BEVZ92 is a biosimilar agent in development for the reference agent bevacizumab. Preclinical and in vitro studies suggest that the two products have similar physicochemical and functional properties. A study published in The Lancet Gastroenterology and Hepatology found that the biosimilar and reference product are pharmacokinetically bioequivalent and have no appreciable differences in efficacy, immunogenicity, and safety profiles as first-line treatment in combination with fluorouracil, leucovorin, and oxaliplatin (FOLFOX) or fluorouracil, leucovorin, and irinotecan (FOLFIRI) in patients with metastatic colorectal cancer (CRC).
The randomized, open-label trial included adult patients with metastatic CRC with at least one measurable non-irradiated lesion for which first-line chemotherapy was indicated. Patients were included from 15 centers in Argentina, Brazil, India, Spain, and Ukraine. The researchers included patients who had an Eastern Cooperative Oncology Group performance status score ≤2, had not received previous treatment for advanced disease, and whose bone marrow, hepatic, renal, and coagulation markers were all within normal ranges.
A total of 142 patients were randomized 1:1 to receive BEVZ92 (n=71) or reference bevacizumab 5 mg/kg on day one of each cycle every 2 weeks (n=71) in combination with FOLFOX or FOLFIRI. Two patients in the BEVZ92 did not receive treatment: one withdrew consent and the other had a serious intestinal obstruction before starting treatment.

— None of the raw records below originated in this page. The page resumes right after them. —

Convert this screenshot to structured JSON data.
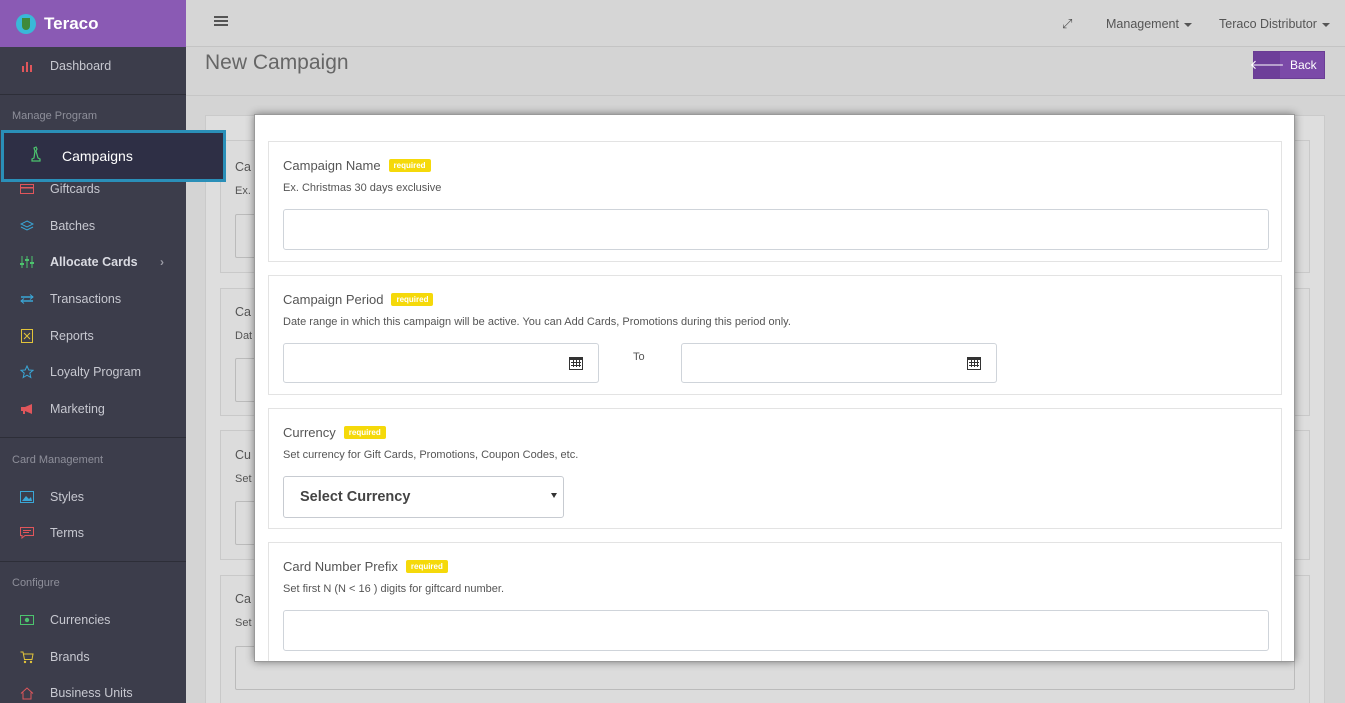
{
  "brand": {
    "name": "Teraco"
  },
  "topbar": {
    "management": "Management",
    "distributor": "Teraco Distributor"
  },
  "page": {
    "title": "New Campaign",
    "back_label": "Back"
  },
  "sidebar": {
    "dashboard": "Dashboard",
    "section_manage": "Manage Program",
    "campaigns": "Campaigns",
    "giftcards": "Giftcards",
    "batches": "Batches",
    "allocate_cards": "Allocate Cards",
    "transactions": "Transactions",
    "reports": "Reports",
    "loyalty_program": "Loyalty Program",
    "marketing": "Marketing",
    "section_card": "Card Management",
    "styles": "Styles",
    "terms": "Terms",
    "section_configure": "Configure",
    "currencies": "Currencies",
    "brands": "Brands",
    "business_units": "Business Units"
  },
  "background_form": {
    "labels": [
      "Ca",
      "Ex.",
      "Ca",
      "Dat",
      "Cu",
      "Set",
      "Ca",
      "Set"
    ]
  },
  "form": {
    "required_badge": "required",
    "campaign_name": {
      "label": "Campaign Name",
      "help": "Ex. Christmas 30 days exclusive",
      "value": ""
    },
    "campaign_period": {
      "label": "Campaign Period",
      "help": "Date range in which this campaign will be active. You can Add Cards, Promotions during this period only.",
      "to_label": "To",
      "start": "",
      "end": ""
    },
    "currency": {
      "label": "Currency",
      "help": "Set currency for Gift Cards, Promotions, Coupon Codes, etc.",
      "selected": "Select Currency"
    },
    "card_prefix": {
      "label": "Card Number Prefix",
      "help": "Set first N (N < 16 ) digits for giftcard number.",
      "value": ""
    }
  },
  "colors": {
    "brand": "#8a5ab4",
    "sidebar": "#3c3d4b",
    "required": "#f5d90a",
    "highlight_border": "#2a8fb8",
    "back_button": "#7b4aa8"
  }
}
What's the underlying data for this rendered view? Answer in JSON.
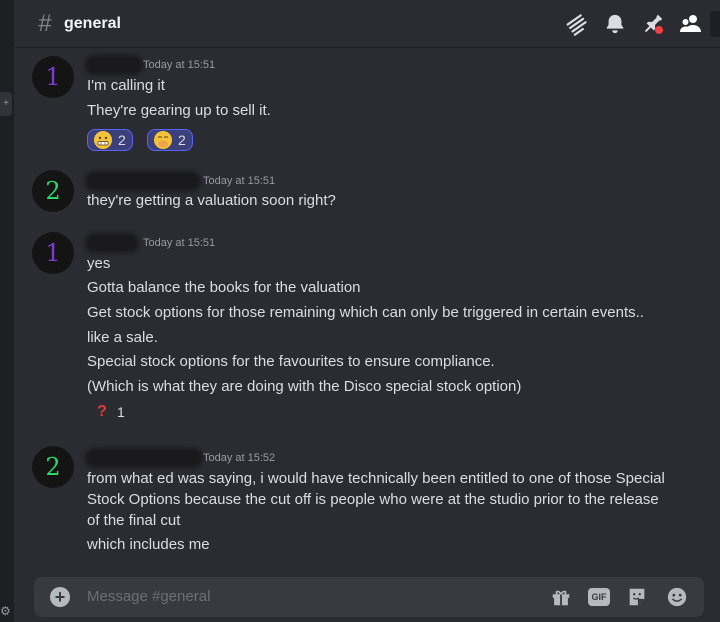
{
  "header": {
    "hash_glyph": "#",
    "title": "general"
  },
  "messages": [
    {
      "avatar_text": "1",
      "avatar_color": "#7a3bd6",
      "timestamp": "Today at 15:51",
      "lines": [
        "I'm calling it",
        "They're gearing up to sell it."
      ],
      "reactions": [
        {
          "emoji": "grimacing-face",
          "count": "2"
        },
        {
          "emoji": "face-with-hand-over-mouth",
          "count": "2"
        }
      ]
    },
    {
      "avatar_text": "2",
      "avatar_color": "#2bd96a",
      "timestamp": "Today at 15:51",
      "lines": [
        "they're getting a valuation soon right?"
      ]
    },
    {
      "avatar_text": "1",
      "avatar_color": "#7a3bd6",
      "timestamp": "Today at 15:51",
      "lines": [
        "yes",
        "Gotta balance the books for the valuation",
        "Get stock options for those remaining which can only be triggered in certain events..",
        "like a sale.",
        "Special stock options for the favourites to ensure compliance.",
        "(Which is what they are doing with the Disco special stock option)"
      ],
      "reactions": [
        {
          "emoji": "red-question-mark",
          "count": "1"
        }
      ]
    },
    {
      "avatar_text": "2",
      "avatar_color": "#2bd96a",
      "timestamp": "Today at 15:52",
      "lines": [
        "from what ed was saying, i would have technically been entitled to one of those Special Stock Options because the cut off is people who were at the studio prior to the release of the final cut",
        "which includes me"
      ]
    }
  ],
  "composer": {
    "placeholder": "Message #general",
    "gif_label": "GIF"
  },
  "colors": {
    "accent": "#5865f2",
    "background": "#2b2c31",
    "composer": "#383a40"
  }
}
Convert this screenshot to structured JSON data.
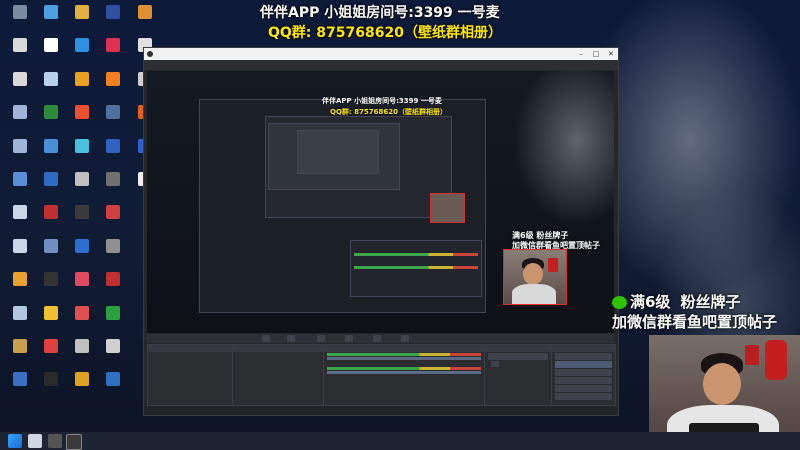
{
  "desktop": {
    "icons": [
      {
        "label": "",
        "color": "#7a8aa0"
      },
      {
        "label": "",
        "color": "#d9d9d9"
      },
      {
        "label": "",
        "color": "#d9d9d9"
      },
      {
        "label": "",
        "color": "#9fb4d8"
      },
      {
        "label": "",
        "color": "#9fb4d8"
      },
      {
        "label": "",
        "color": "#5a8fd8"
      },
      {
        "label": "",
        "color": "#c9d7e8"
      },
      {
        "label": "",
        "color": "#c9d7e8"
      },
      {
        "label": "",
        "color": "#e8a030"
      },
      {
        "label": "",
        "color": "#b5c7e0"
      },
      {
        "label": "",
        "color": "#c8a050"
      },
      {
        "label": "",
        "color": "#3c6fc4"
      },
      {
        "label": "",
        "color": "#4aa0e0"
      },
      {
        "label": "",
        "color": "#ffffff"
      },
      {
        "label": "",
        "color": "#b8d0ea"
      },
      {
        "label": "",
        "color": "#2e8b3a"
      },
      {
        "label": "",
        "color": "#4a8ed8"
      },
      {
        "label": "",
        "color": "#2b6bc0"
      },
      {
        "label": "",
        "color": "#c03030"
      },
      {
        "label": "",
        "color": "#6f90c0"
      },
      {
        "label": "",
        "color": "#333333"
      },
      {
        "label": "",
        "color": "#f0c030"
      },
      {
        "label": "",
        "color": "#e04040"
      },
      {
        "label": "",
        "color": "#2a2a2a"
      },
      {
        "label": "",
        "color": "#e0b040"
      },
      {
        "label": "",
        "color": "#2f8fe0"
      },
      {
        "label": "",
        "color": "#e8a020"
      },
      {
        "label": "",
        "color": "#e85030"
      },
      {
        "label": "",
        "color": "#4ac0e0"
      },
      {
        "label": "",
        "color": "#c0c0c0"
      },
      {
        "label": "",
        "color": "#3a3a3a"
      },
      {
        "label": "",
        "color": "#2d6fd0"
      },
      {
        "label": "",
        "color": "#e04a60"
      },
      {
        "label": "",
        "color": "#e05050"
      },
      {
        "label": "",
        "color": "#c0c0c0"
      },
      {
        "label": "",
        "color": "#e0a020"
      },
      {
        "label": "",
        "color": "#3050a0"
      },
      {
        "label": "",
        "color": "#e03050"
      },
      {
        "label": "",
        "color": "#f08020"
      },
      {
        "label": "",
        "color": "#5070a0"
      },
      {
        "label": "",
        "color": "#3060c0"
      },
      {
        "label": "",
        "color": "#707070"
      },
      {
        "label": "",
        "color": "#d04040"
      },
      {
        "label": "",
        "color": "#909090"
      },
      {
        "label": "",
        "color": "#c03030"
      },
      {
        "label": "",
        "color": "#2aa040"
      },
      {
        "label": "",
        "color": "#d0d0d0"
      },
      {
        "label": "",
        "color": "#3070c0"
      },
      {
        "label": "",
        "color": "#e09030"
      },
      {
        "label": "",
        "color": "#e0e0e0"
      },
      {
        "label": "",
        "color": "#d0d0d0"
      },
      {
        "label": "",
        "color": "#e06020"
      },
      {
        "label": "",
        "color": "#3060d0"
      },
      {
        "label": "",
        "color": "#f0f0f0"
      }
    ]
  },
  "banner": {
    "line1": "伴伴APP 小姐姐房间号:3399 一号麦",
    "line2": "QQ群: 875768620（壁纸群相册）"
  },
  "obs": {
    "title": "",
    "menu": [
      "",
      "",
      "",
      "",
      "",
      "",
      ""
    ],
    "preview_banner1": "伴伴APP 小姐姐房间号:3399 一号麦",
    "preview_banner2": "QQ群: 875768620（壁纸群相册）",
    "preview_watermark1": "满6级",
    "preview_watermark2": "粉丝牌子",
    "preview_watermark3": "加微信群看鱼吧置顶帖子",
    "scene_bar_label": "",
    "scene_bar_buttons": [
      "",
      "",
      "",
      "",
      "",
      ""
    ],
    "scene_bar_right": "",
    "docks": {
      "scenes": {
        "header": "",
        "items": [
          "",
          "",
          "",
          "",
          "",
          ""
        ]
      },
      "sources": {
        "header": "",
        "items": [
          "",
          "",
          "",
          "",
          "",
          "",
          "",
          "",
          "",
          "",
          "",
          "",
          ""
        ]
      },
      "mixer": {
        "header": "",
        "track1": "",
        "track2": "",
        "db1": "",
        "db2": ""
      },
      "transitions": {
        "header": "",
        "type": "",
        "duration_label": "",
        "duration": ""
      },
      "controls": {
        "header": "",
        "buttons": [
          "",
          "",
          "",
          "",
          "",
          "",
          ""
        ]
      }
    },
    "status": {
      "live": "",
      "rec": "",
      "cpu": "",
      "kbps": ""
    }
  },
  "overlay": {
    "line1_a": "满6级",
    "level_badge": "",
    "line1_b": "粉丝牌子",
    "line2": "加微信群看鱼吧置顶帖子"
  },
  "taskbar": {
    "clock": "",
    "date": ""
  }
}
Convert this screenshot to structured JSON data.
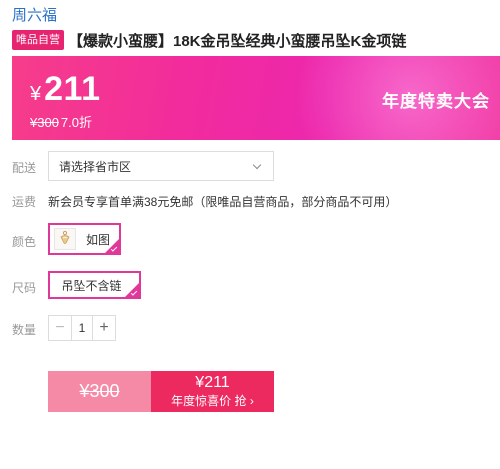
{
  "brand": "周六福",
  "product": {
    "badge": "唯品自营",
    "title": "【爆款小蛮腰】18K金吊坠经典小蛮腰吊坠K金项链"
  },
  "banner": {
    "currency": "¥",
    "price": "211",
    "original_price": "¥300",
    "discount": "7.0折",
    "promo_title": "年度特卖大会"
  },
  "delivery": {
    "label": "配送",
    "placeholder": "请选择省市区"
  },
  "shipping": {
    "label": "运费",
    "text": "新会员专享首单满38元免邮（限唯品自营商品，部分商品不可用）"
  },
  "color": {
    "label": "颜色",
    "selected": "如图"
  },
  "size": {
    "label": "尺码",
    "selected": "吊坠不含链"
  },
  "quantity": {
    "label": "数量",
    "value": "1",
    "minus": "−",
    "plus": "+"
  },
  "buy": {
    "original_price": "¥300",
    "price": "¥211",
    "cta": "年度惊喜价 抢 ›"
  },
  "colors": {
    "accent": "#e72470",
    "banner_start": "#f63d8a",
    "banner_end": "#ec27ad",
    "selection_border": "#e0389a",
    "buy_left": "#f48aa6",
    "buy_right": "#ec2a60",
    "brand_link": "#2a72c8"
  },
  "icons": {
    "select_arrow": "chevron-down-icon",
    "selected_mark": "checkmark-icon",
    "color_thumb": "pendant-thumbnail"
  }
}
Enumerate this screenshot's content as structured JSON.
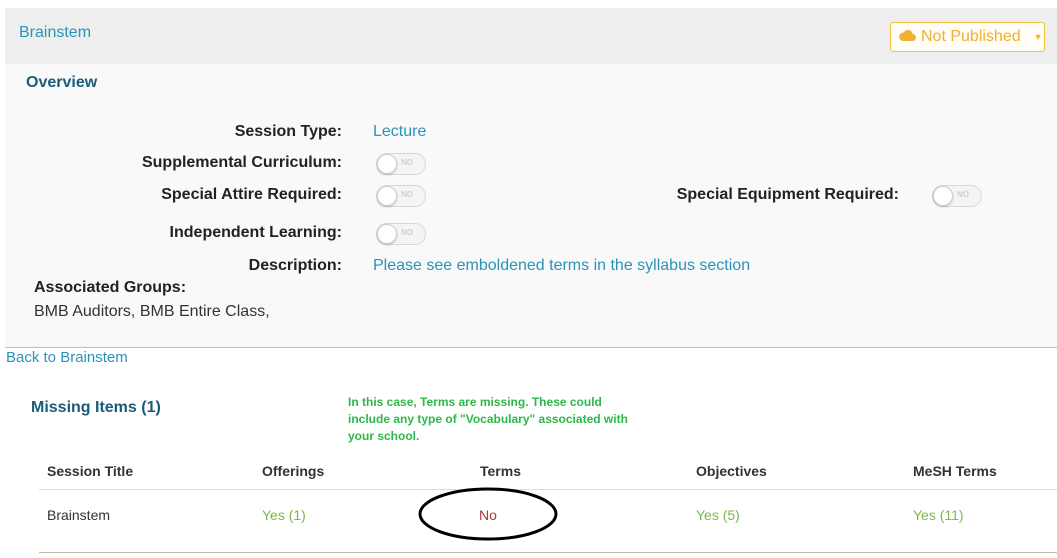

Bioequivalence was established if the 90% confidence intervals (Cis) for the ratio of BEVZ92 to reference bevacizumab of the geometric means for area under the curve0-336h (AUC) and AUCss were within the acceptance interval of 80–125%. In the BEVZ92 cohort, the geometric mean ratio of AUC0-336h was 99.4% (90% CI = 90.5-109.0) and AUCss was 100% (90% CI, 90.2-112.0).
The objective response rate was similar between the BEVZ92 and bevacizumab groups (n=35; 49% vs. n=40; 56%), as was the clinical benefit (n=62; 87% vs. n=65; 92%). The median progression-free survival was also similar: 10.8 months (95% CI, 7.4-11.5) versus 11.1 months (95% CI, 8.0-12.8), respectively.
The researchers observed no relevant differences between the safety profiles of the two study treatments. Neutropenia was the most common grade 3 or 4 adverse event (AE) in the BEVZ92 (n=14; 20%) and bevacizumab (n=19; 27%) groups. Serious AEs occurred in 19 patients (28%) in the BEVZ92 group and 21 patients (30%) in the bevacizumab group.
Two patients died from treatment-related serious AEs, including a sudden death in the BEVZ92 group and a serious large intestinal perforation in the bevacizumab group. Anti-drug antibodies were reported in two patients in the BEVZ92 group and one in the bevacizumab group.